We’re the United States of America

We’re the United States of America.

We’re not the United States of Europe.

Or the United States of Scandinavia.

Or the United States of Australia.  Or Asia.  Or India…

We are unique.  We were founded on unique principles and by a unique brand of people.  Our ancestors may come from other parts of the world, but we’re different, and we used to be proud of that difference.

We’re apparently not so proud of it any more.

The people who came to these shores did so because they chafed under the restrictions of their homelands.  They weren’t content with their lives there, they came for the freedom to make their own choices, to worship according to their own consciences, to make their own way.  This country grew because the explorers, the adventurers, the “rugged individualists” pushed outward, further west, often at great individual peril.
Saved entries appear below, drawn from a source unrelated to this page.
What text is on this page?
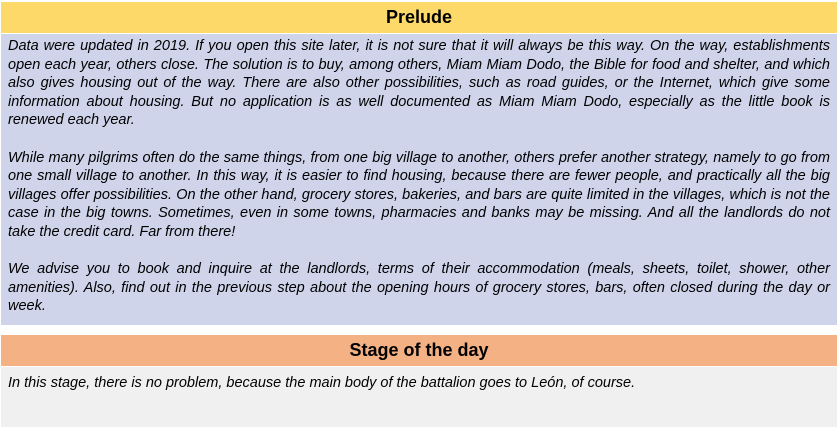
Prelude

Data were updated in 2019. If you open this site later, it is not sure that it will always be this way. On the way, establishments open each year, others close. The solution is to buy, among others, Miam Miam Dodo, the Bible for food and shelter, and which also gives housing out of the way. There are also other possibilities, such as road guides, or the Internet, which give some information about housing. But no application is as well documented as Miam Miam Dodo, especially as the little book is renewed each year.

While many pilgrims often do the same things, from one big village to another, others prefer another strategy, namely to go from one small village to another. In this way, it is easier to find housing, because there are fewer people, and practically all the big villages offer possibilities. On the other hand, grocery stores, bakeries, and bars are quite limited in the villages, which is not the case in the big towns. Sometimes, even in some towns, pharmacies and banks may be missing. And all the landlords do not take the credit card. Far from there!

We advise you to book and inquire at the landlords, terms of their accommodation (meals, sheets, toilet, shower, other amenities). Also, find out in the previous step about the opening hours of grocery stores, bars, often closed during the day or week.

Stage of the day

In this stage, there is no problem, because the main body of the battalion goes to León, of course.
This was not the attitude that prevailed in the more established Europe, or anywhere else in the world.  The openness of this continent drew those eager to test themselves, to stand on their own two feet, succeed or fail on their own merits, which couldn’t happen where they were living, where the limitations of your parentage and social status dictated your station in life.

I could go on, but suffice it to say that The United States of America became a world power based on that individual initiative, the risk taking, and voluntarily coming together for a common cause.  Did we divide into social classes?  Of course – but unlike in Europe, your birth into one level didn’t preclude you “rising” into another, improving your lot in life, based on your own hard work. Individual success meant that others could succeed; anyone could succeed, regardless of birth or origin, if they were willing to put themselves out there and take the risk, put in the work.  Those values are enshrined in our founding, the Declaration of Independence, the Constitution, the Bill of Rights.  Those values put men on the moon, and were (and are) a beacon to the rest of the world.

The United States of America is the epitome, the ultimate, “rags to riches” story.

We’re not like any other place in the world.

Why are we turning our backs on that, denying our uniqueness, and trying to become what our forebears fled?